By Marie-Louise Gumuchian and Barbara Lewis
LONDON (Reuters) – A central London playhouse and a theatre from Osaka, Japan, are this month working to prove any cultural differences between the two are superficial.
Theatres around the world have turned to international cooperation to maximise their impact, and Charing Cross Theatre and the Umeda Arts Theater first joined forces for a production in 2019.
After an interruption caused by the pandemic, they are jointly staging two plays in London this month.
Both are rooted in Japanese culture and focus on secretive relationships. At the same time, the concerns are universal.
“It’s really about getting great stories from all sorts of different cultures to Britain and to the West,” actor Susan Momoko Hingley, told Reuters, speaking in general of Japan’s export of culture, including films and television series.

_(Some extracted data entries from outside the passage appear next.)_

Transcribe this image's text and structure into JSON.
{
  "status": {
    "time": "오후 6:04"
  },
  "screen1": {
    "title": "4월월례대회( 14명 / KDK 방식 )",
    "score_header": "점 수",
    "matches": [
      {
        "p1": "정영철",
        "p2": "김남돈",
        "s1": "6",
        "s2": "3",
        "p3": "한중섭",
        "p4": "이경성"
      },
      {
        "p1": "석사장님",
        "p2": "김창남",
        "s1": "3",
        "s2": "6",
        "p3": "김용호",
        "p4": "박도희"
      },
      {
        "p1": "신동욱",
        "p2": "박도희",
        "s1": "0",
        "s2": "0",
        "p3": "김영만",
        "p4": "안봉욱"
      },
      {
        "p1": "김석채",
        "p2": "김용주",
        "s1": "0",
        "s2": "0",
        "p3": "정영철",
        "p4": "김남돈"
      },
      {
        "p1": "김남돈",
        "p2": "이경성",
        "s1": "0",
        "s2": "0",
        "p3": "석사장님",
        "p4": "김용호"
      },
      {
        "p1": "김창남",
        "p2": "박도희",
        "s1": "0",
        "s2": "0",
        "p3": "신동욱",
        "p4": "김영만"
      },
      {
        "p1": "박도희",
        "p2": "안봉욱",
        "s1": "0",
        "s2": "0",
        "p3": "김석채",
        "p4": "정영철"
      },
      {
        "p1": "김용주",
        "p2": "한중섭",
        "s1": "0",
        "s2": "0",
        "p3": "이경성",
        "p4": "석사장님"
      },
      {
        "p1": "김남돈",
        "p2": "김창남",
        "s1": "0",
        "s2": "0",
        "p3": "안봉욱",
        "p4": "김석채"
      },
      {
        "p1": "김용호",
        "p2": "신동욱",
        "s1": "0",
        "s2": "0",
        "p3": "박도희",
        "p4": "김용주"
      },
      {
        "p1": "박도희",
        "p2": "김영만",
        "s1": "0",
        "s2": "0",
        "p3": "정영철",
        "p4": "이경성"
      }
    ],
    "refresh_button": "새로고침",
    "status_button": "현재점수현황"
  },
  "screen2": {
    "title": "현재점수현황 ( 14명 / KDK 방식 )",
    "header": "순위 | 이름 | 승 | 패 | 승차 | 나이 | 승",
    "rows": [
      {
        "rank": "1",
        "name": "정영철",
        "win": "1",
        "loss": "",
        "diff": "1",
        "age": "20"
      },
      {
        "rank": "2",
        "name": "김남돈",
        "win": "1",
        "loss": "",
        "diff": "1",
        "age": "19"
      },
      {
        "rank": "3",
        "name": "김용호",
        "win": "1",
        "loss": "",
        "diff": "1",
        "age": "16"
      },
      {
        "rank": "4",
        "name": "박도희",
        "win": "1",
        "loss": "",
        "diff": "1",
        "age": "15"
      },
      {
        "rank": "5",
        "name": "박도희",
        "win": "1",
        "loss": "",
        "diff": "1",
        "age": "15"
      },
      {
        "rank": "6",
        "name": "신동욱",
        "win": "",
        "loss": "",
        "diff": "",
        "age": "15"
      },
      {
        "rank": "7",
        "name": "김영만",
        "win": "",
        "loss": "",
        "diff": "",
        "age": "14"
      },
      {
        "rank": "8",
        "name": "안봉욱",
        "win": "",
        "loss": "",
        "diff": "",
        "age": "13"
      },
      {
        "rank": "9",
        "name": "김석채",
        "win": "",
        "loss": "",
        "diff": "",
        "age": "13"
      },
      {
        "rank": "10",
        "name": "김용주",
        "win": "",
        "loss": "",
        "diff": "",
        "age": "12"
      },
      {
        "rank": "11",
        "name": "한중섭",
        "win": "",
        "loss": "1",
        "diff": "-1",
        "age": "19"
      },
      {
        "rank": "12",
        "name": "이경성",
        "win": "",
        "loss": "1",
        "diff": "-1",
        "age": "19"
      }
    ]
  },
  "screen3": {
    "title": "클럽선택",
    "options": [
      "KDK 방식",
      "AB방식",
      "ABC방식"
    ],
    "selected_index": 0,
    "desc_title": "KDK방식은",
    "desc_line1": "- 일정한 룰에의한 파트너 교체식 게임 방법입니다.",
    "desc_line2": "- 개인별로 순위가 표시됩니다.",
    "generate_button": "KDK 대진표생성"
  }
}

She stars in “One Small Step” by Takuya Kato, which tells the story of a couple working for a company engaged in colonising the moon.
The plot thickens with the news the woman is pregnant, raising issues audiences almost anywhere can relate to about motherhood, career and inequality between men and women.
“In terms of equity, I think nowadays many people often say that we are striving for fairness within companies, within societies and between individuals,” said Kato, who has directed as well as written the play.
“But I think it is something that we understand with our heads but might not necessarily grasp it with our hearts.”
The London production, he said, allowed his play to be reborn “at the intersection of two different cultures” when for Japanese creative industries, the domestic market may not be enough.
“If we don’t grow the part of coproductions, which we have traditionally struggled with, it would be difficult to survive as both an industry and culture in the future,” he said.
Following “One Small Step”, which runs until Oct. 9, Charing Cross Theatre hosts “Tattooer” (Oct. 14-26), the story of a tattoo artist who wishes to “carve his soul into the skin of a beautiful woman”, by another contemporary Japanese writer Takuya Kaneshima.